Davacı vekili bu rapor doğrultusunda 11.11.2016 havale tarihli dilekçeleri ile davalarını ıslah etmişler ve bilirkişi raporunda 2.seçenekte davalıların %30 kusur oranı sorumluluk durumlarına göre davanın bedelini arttırmışlardır.
Davalı Hamide vekili, davalı… vekili bilirkişi raporuna itiraz etmişler, özellikle ıslah yönünden zamanaşımı itirazları ile kusura yönelik itirazlarını yinelemişlerdir. Ancak, davanın HMK 107 maddesine dayalı belirsiz alacak davası olmasına, kaza ve ıslah tarihine göre davalı yanın zamanaşımı itirazları ve dosya kapsamına göre kusura yönelik itirazları yerinde görülmemiştir.
Mahkememizce İstinaf kaldırma kararı üzerine kazanın meydana geldiği mevcut yerin karayolu veya karayolu sayılan yerlerden olup olmadığı hususunda mahkememizce keşfen inceleme yaptırılarak Bakırköy İş Mahkemesi 2016/345 esas sayılı dosyasında alınan kusur raporu da gözetilerek denetime elverişli rapor aldırılmış, 18.12.2018 tarihli keşif raporunda: ”…Bu olayın meydana geldiği yerin eşya/yük terminali vasfında olduğu ve dolayısıyla 2918 sayılı Karayolları Trafik Kanunun hükümlerinin uygulandığı yerlerden olduğu…” tespit ve rapor edilmiştir.
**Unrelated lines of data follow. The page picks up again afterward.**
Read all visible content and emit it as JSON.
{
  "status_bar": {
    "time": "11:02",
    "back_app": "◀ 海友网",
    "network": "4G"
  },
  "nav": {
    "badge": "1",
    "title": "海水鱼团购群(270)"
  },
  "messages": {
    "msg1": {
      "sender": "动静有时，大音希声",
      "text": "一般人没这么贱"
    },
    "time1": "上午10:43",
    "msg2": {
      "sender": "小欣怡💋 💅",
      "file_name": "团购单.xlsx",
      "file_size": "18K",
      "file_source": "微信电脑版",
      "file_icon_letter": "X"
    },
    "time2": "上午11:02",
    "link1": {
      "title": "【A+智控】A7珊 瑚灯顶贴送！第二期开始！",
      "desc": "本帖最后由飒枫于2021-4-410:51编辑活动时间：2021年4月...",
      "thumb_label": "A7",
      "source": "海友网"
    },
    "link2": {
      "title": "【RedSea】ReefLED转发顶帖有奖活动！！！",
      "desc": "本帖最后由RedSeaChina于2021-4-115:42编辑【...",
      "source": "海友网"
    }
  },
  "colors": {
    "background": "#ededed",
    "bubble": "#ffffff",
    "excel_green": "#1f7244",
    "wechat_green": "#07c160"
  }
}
Bilirkişiler heyeti tarafından düzenlenen raporda 1.06.2018 tarihli inceleme ara kararına tam olarak uyulmamış ve kusur oranları tespit edilmemiş olmakla bu konuda ve taraf vekillerinin itirazları kapsamında en son bilirkişiler heyetinden bu hususta ek rapor aldırılmış, 10.06.2019 tarihli ek raporda: ”…. sayılı araç sürücüsü … ‘ın davranışlarının asli derecede ve %50 oranında etkili olduğu, … İnş.Tur.Nakl.Paz.Ltd.Şti’nin fiziki tedbir ve işaretlemeleri tam ve eksiksiz halde bulundurmamasının tali ve %25 oranında etkili olduğu, Yaya … …’in davranışlarının tali derecede ve %25 oranında etkili olduğu….” tespit ve rapor edilmiştir.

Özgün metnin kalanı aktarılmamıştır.